Early operable breast cancer in older women has distinct biological differences to breast cancer in the under 70s. The research by experts at The University of Nottingham could explain why the majority of older women tend to get less aggressive tumours and should lead to improvements in treatment and outcomes.
The results showed that older women have a unique biological type of breast cancer — low oestrogen receptor luminal — which supports observations as to why breast cancers in this age group appear to have different behaviours. The findings have recently been published in the academic journal British Journal of Cancer.
The study, led by Mr Kwok-Leung Cheung from the School of Graduate Entry Medicine and Health at The University of Nottingham, supports calls by the leading support charity Breast Cancer Care to improve outcomes and experiences for older women with breast cancer. It also coincides with a parliamentary inquiry into older people and breast cancer led by the All-Party Parliamentary Group on Breast Cancer in partnership with the charities Breakthrough Breast Cancer, Breast Cancer Care and Breast Cancer Campaign.
The research was carried out by Binafsha Syed, as part of a PhD scholarship funded by her home institution Liaquat University of Medical and Health Sciences Jamshoro/Higher Education Commission of Pakistan.
Mr K L Cheung, who is in the Division of Breast Surgery, said: “As age advances breast cancer appears to change its biological characteristics, but we still don’t know enough about the precise differences between older and younger patients. A lot of work stills needs to be done in this challenging area of cancer research to improve the care of older breast cancer patients.”
One third of cases occur in women over 70
Age is an important risk factor of breast cancer and one-third of cases occur in women over the age of 70. Older patients tend to present with other medical conditions and a considerable proportion eventually die from non-breast cancer causes. However, there is a lack of, or under-representation of, older women in related studies.
Mr Cheung said: “Given this lack of data, our study is unique and important for being a large series from a single centre, characterising breast cancer specifically in older women, correlating the biology with long-term clinical outcome and also comparing them with the younger series from the same unit.”
The publication of this research coincided with a recently held Study Day on Primary Breast Cancer in Older Women, attended by clinical and research personnel in the field from across the UK. The event was hosted by The University of Nottingham, under the auspices of the International Society of Geriatric Oncology.
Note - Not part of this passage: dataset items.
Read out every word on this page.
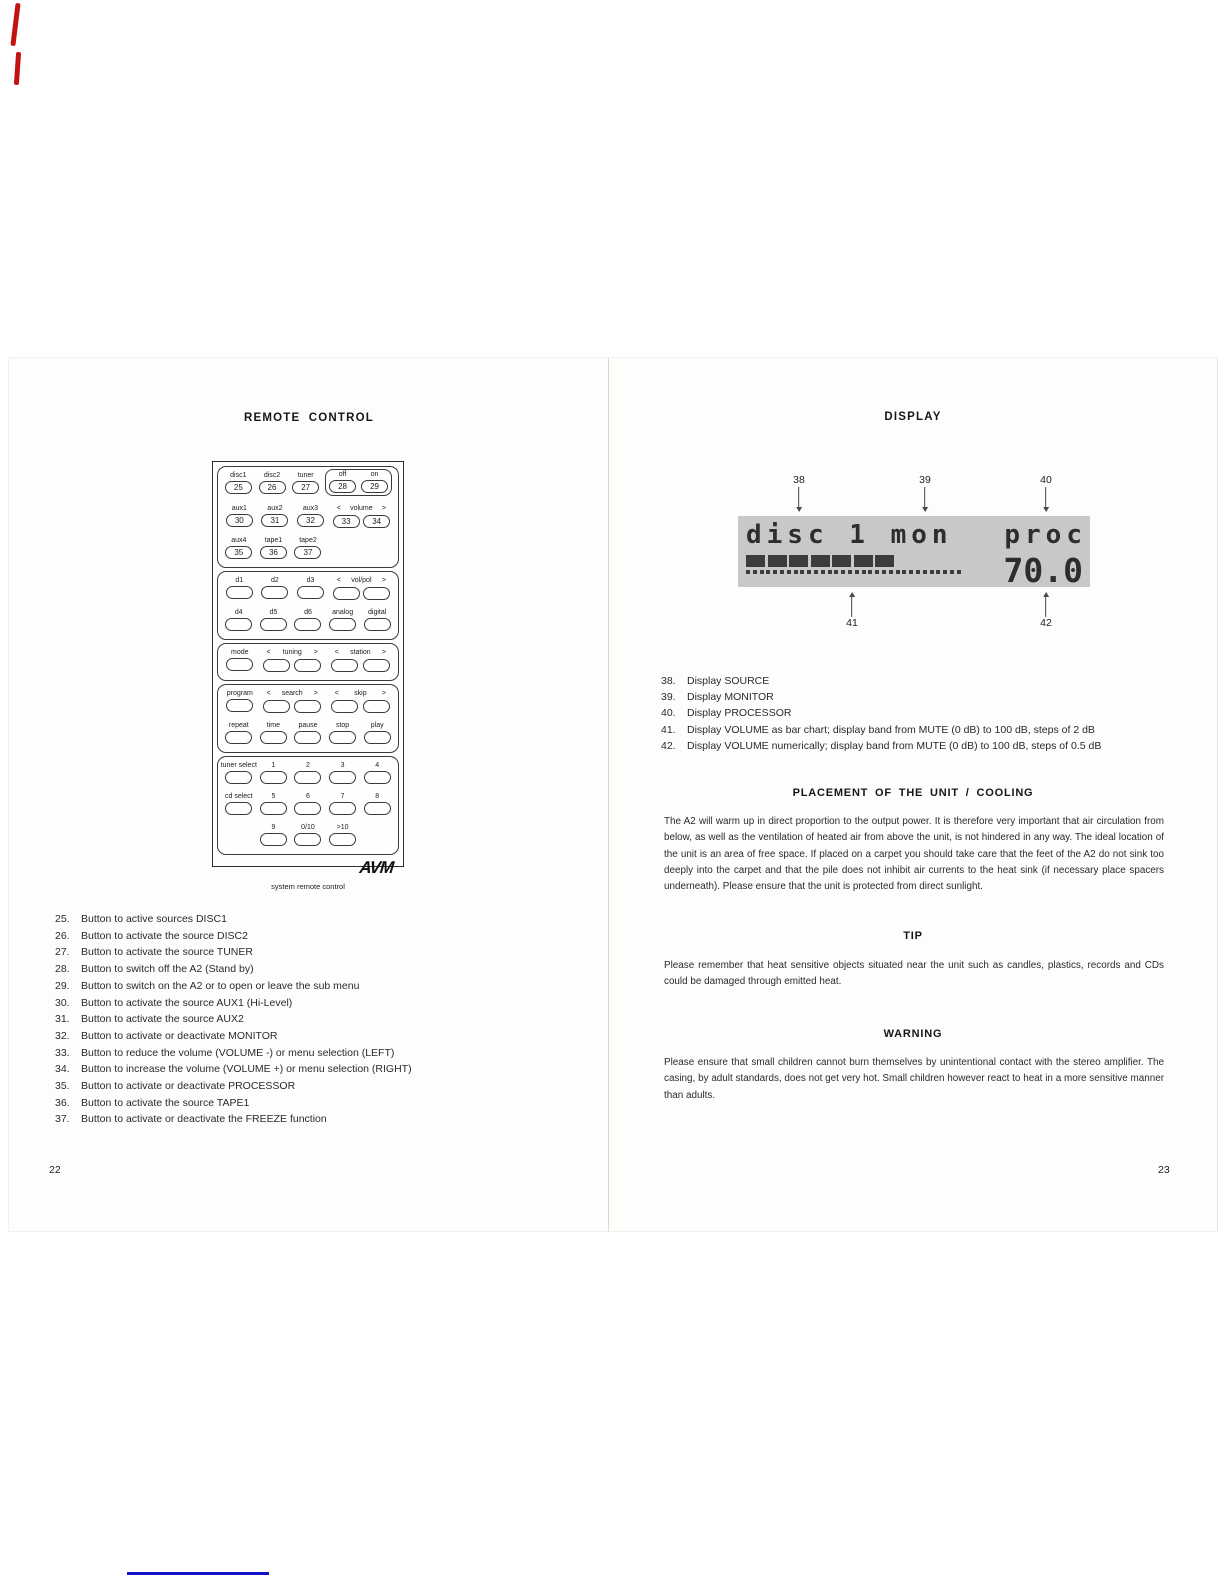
REMOTE CONTROL
disc1
25
disc2
26
tuner
27
off
28
on
29
aux1
30
aux2
31
aux3
32
< volume >
33	34
aux4
35
tape1
36
tape2
37
d1	d2	d3	< vol/pol >
d4	d5	d6	analog digital
mode	< tuning > < station >
program < search > < skip >
repeat	time	pause	stop	play
tuner select 1	2	3	4
cd select	5	6	7	8
9	0/10	>10
AVM
system remote control
25.	Button to active sources DISC1
26.	Button to activate the source DISC2
27.	Button to activate the source TUNER
28.	Button to switch off the A2 (Stand by)
29.	Button to switch on the A2 or to open or leave the sub menu
30.	Button to activate the source AUX1 (Hi-Level)
31.	Button to activate the source AUX2
32.	Button to activate or deactivate MONITOR
33.	Button to reduce the volume (VOLUME -) or menu selection (LEFT)
34.	Button to increase the volume (VOLUME +) or menu selection (RIGHT)
35.	Button to activate or deactivate PROCESSOR
36.	Button to activate the source TAPE1
37.	Button to activate or deactivate the FREEZE function
22
DISPLAY
disc 1 mon proc
70.0
38	39	40
41	42
38.	Display SOURCE
39.	Display MONITOR
40.	Display PROCESSOR
41.	Display VOLUME as bar chart; display band from MUTE (0 dB) to 100 dB, steps of 2 dB
42.	Display VOLUME numerically; display band from MUTE (0 dB) to 100 dB, steps of 0.5 dB
PLACEMENT OF THE UNIT / COOLING
The A2 will warm up in direct proportion to the output power. It is therefore very important that air circulation from below, as well as the ventilation of heated air from above the unit, is not hindered in any way. The ideal location of the unit is an area of free space. If placed on a carpet you should take care that the feet of the A2 do not sink too deeply into the carpet and that the pile does not inhibit air currents to the heat sink (if necessary place spacers underneath). Please ensure that the unit is protected from direct sunlight.
TIP
Please remember that heat sensitive objects situated near the unit such as candles, plastics, records and CDs could be damaged through emitted heat.
WARNING
Please ensure that small children cannot burn themselves by unintentional contact with the stereo amplifier. The casing, by adult standards, does not get very hot. Small children however react to heat in a more sensitive manner than adults.
23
New research welcomed by breast cancer charity
Lizzie Magnusson, Policy and Campaigns Manager at Breast Cancer Care, said: “We welcome this new research and its focus on the treatment of older breast cancer patients who are so frequently overlooked. As the leading breast cancer information and support charity, we want every breast cancer patient to have access to high quality treatment and care regardless of their age. This includes access to appropriate information and emotional and practical support.
“Increasing evidence points to many older patients receiving later diagnosis and under treatment. We hope that this research can be built on and ultimately contribute to improved survival rates among older women.”